Buried movie review
Review by fearnet
A few years back I visited with a bickering couple trapped in Open Water with a bunch of hungry sharks. Just last month I watched three unlucky kids get Frozen on a forgotten ski-lift. And just a few hours ago things got really claustrophobic as I watched Ryan Reynolds get Buried inside a coffin. I call ‘em “gimmick thrillers,” which isn’t a knock — unless you can’t pull the gimmick off.
Yep, virtually every frame of Rodrigo Cortes’ Buried takes place below ground, inside a coffin, with poor Ryan Reynolds clinging to every last drop of breath … although actually he never really comes close to suffocating, which is part of the flick’s problem. But more on that later.
The premise is this: Paul Conroy is an American truck driver working in Iraq, and as the film opens … we find Paul buried in a coffin with nothing but a Zippo (that is apparently heat-proof), a Blackberry, a pen, and a flask of alcohol. Slowly he begins to realize that this is no ordinary case of being buried alive (if there even is such a thing) — Paul is actually being held hostage in a rather impractical way. Apparently Paul’s abductors will come dig him up if someone can wire the kidnappers five million bucks. In two hours.
Review by Filmschoolrejects
Make no mistake, you can make a movie about one character inside a box interesting for 94 minutes. You just have to have the fortitude of young Spanish director Rodrigo Cortés. And you’re probably going to have to independently finance your film, as no studio entity would ever dare to make a movie such as this. Thankfully, Cortés found the money to make such a film, and he found the perfect one man to be his star, Ryan Reynolds. The product of these puzzle pieces fitting together is Buried, a movie that energized the crowd here in Park City, with no more than a zippo lighter and a cell phone.
The story is incredibly simple. Paul Conroy (Reynolds) was a contractor working as a truck driver in Iraq. When his convoy was attacked, he was captured and buried in a wooden box several feet below the desert. When he wakes up he is completely alone, terrified, and has only limited supplies (cell phone with settings in Arabic, Zippo lighter, flask of booze). This is where we first meet him, in the darkness. It seems brilliant, but (again) risky to start the movie with five minutes of nothing but sound. But it works. It is in this moment that Cortés shows his audience that this movie is about the experience of being buried alive, both for Paul Conroy and us.
As the story progresses, Paul becomes acquainted with his surroundings, finds the cell phone and begins calling any number he can remember. His wife, his friends, the company that put him in Iraq, and even the FBI. He’s in a frantic scramble to get someone to help, and as he’s met with mixed results (and countless voicemail boxes), he begins to lose hope. This goes on for a good part of the movie. I know that doesn’t exactly engaging, but it is.
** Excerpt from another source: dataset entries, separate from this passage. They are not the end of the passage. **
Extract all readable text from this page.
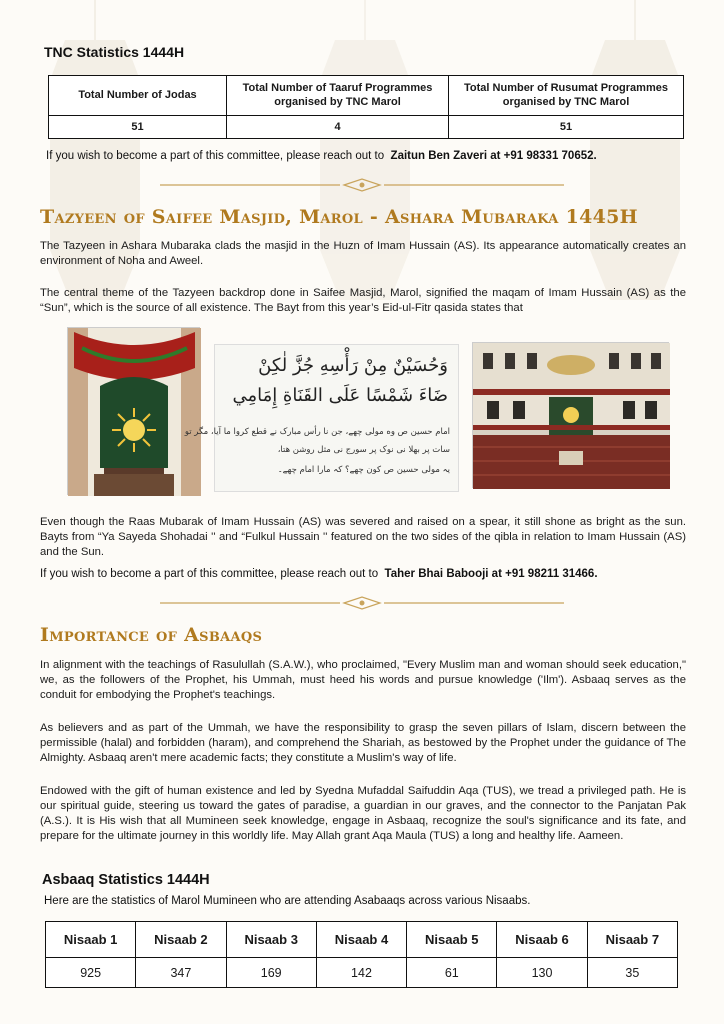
TNC Statistics 1444H
Total Number of Jodas	Total Number of Taaruf Programmes organised by TNC Marol	Total Number of Rusumat Programmes organised by TNC Marol
51	4	51
If you wish to become a part of this committee, please reach out to Zaitun Ben Zaveri at +91 98331 70652.
Tazyeen of Saifee Masjid, Marol - Ashara Mubaraka 1445H
The Tazyeen in Ashara Mubaraka clads the masjid in the Huzn of Imam Hussain (AS). Its appearance automatically creates an environment of Noha and Aweel.
The central theme of the Tazyeen backdrop done in Saifee Masjid, Marol, signified the maqam of Imam Hussain (AS) as the “Sun”, which is the source of all existence. The Bayt from this year’s Eid-ul-Fitr qasida states that
وَحُسَيْنٌ مِنْ رَأْسِهِ جُزَّ لٰكِنْ
ضَاءَ شَمْسًا عَلَى القَنَاةِ إِمَامِي
امام حسین ص وه مولی چھے، جن نا رأس مبارک نے قطع کروا ما آیا، مگر تو
سات پر بهلا نی نوک پر سورج نی مثل روشن هتا،
یہ مولی حسین ص کون چھے؟ کہ مارا امام چھے۔
Even though the Raas Mubarak of Imam Hussain (AS) was severed and raised on a spear, it still shone as bright as the sun. Bayts from “Ya Sayeda Shohadai '' and “Fulkul Hussain '' featured on the two sides of the qibla in relation to Imam Hussain (AS) and the Sun.
If you wish to become a part of this committee, please reach out to Taher Bhai Babooji at +91 98211 31466.
Importance of Asbaaqs
In alignment with the teachings of Rasulullah (S.A.W.), who proclaimed, "Every Muslim man and woman should seek education," we, as the followers of the Prophet, his Ummah, must heed his words and pursue knowledge ('Ilm'). Asbaaq serves as the conduit for embodying the Prophet's teachings.
As believers and as part of the Ummah, we have the responsibility to grasp the seven pillars of Islam, discern between the permissible (halal) and forbidden (haram), and comprehend the Shariah, as bestowed by the Prophet under the guidance of The Almighty. Asbaaq aren't mere academic facts; they constitute a Muslim's way of life.
Endowed with the gift of human existence and led by Syedna Mufaddal Saifuddin Aqa (TUS), we tread a privileged path. He is our spiritual guide, steering us toward the gates of paradise, a guardian in our graves, and the connector to the Panjatan Pak (A.S.). It is His wish that all Mumineen seek knowledge, engage in Asbaaq, recognize the soul's significance and its fate, and prepare for the ultimate journey in this worldly life. May Allah grant Aqa Maula (TUS) a long and healthy life. Aameen.
Asbaaq Statistics 1444H
Here are the statistics of Marol Mumineen who are attending Asabaaqs across various Nisaabs.
Nisaab 1	Nisaab 2	Nisaab 3	Nisaab 4	Nisaab 5	Nisaab 6	Nisaab 7
925	347	169	142	61	130	35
The raw emotion delivered by Reynolds, combined with a fantastically creative array of shot selections, many of which are very intimate and very uncomfortable to watch, make the movie engaging. As in, you spend most of the film’s runtime on the edge of your seat, waiting to see this mystery unravel.
Review by newsblaze
Horror can also come in small packages. Even a coffin, as the no frills, literally underground thriller Buried impressively confirms. Think interior decorating, and the many flourishes you can add to even a one room apartment if you let your imagination go to wild enough extremes, as Spanish director Rodrigo Cortés does in this interment for ransom thriller. Though hopefully the genius machinations of screenwriter Chris Sparling’s stylishly deranged hostage script won’t go to any terrorist heads anytime soon, when into novel moves while scheming a high price tag kidnapping.
Ryan Reynolds takes suffering for your art to unimaginable new depths in Buried as Paul Conroy, a war zone truck driver in Iraq who signed on to deliver rebuilding supplies because he was in serious need of the cash. Paul is no clueless contractor unaware of the dangers he’s facing, but the blue collar working stiff was apparently swayed by assurances from the company that his safety would not be on the line.
So when Paul wakes up after being knocked out temporarily from a head wound and finds himself buried alive in a wooden coffin in complete darkness and only a cigarette lighter and somebody else’s Arabic cell phone for company, he’s confident that his company, or in the least the US government, will make his rescue a top priority on their to-do list. Think again, Paul.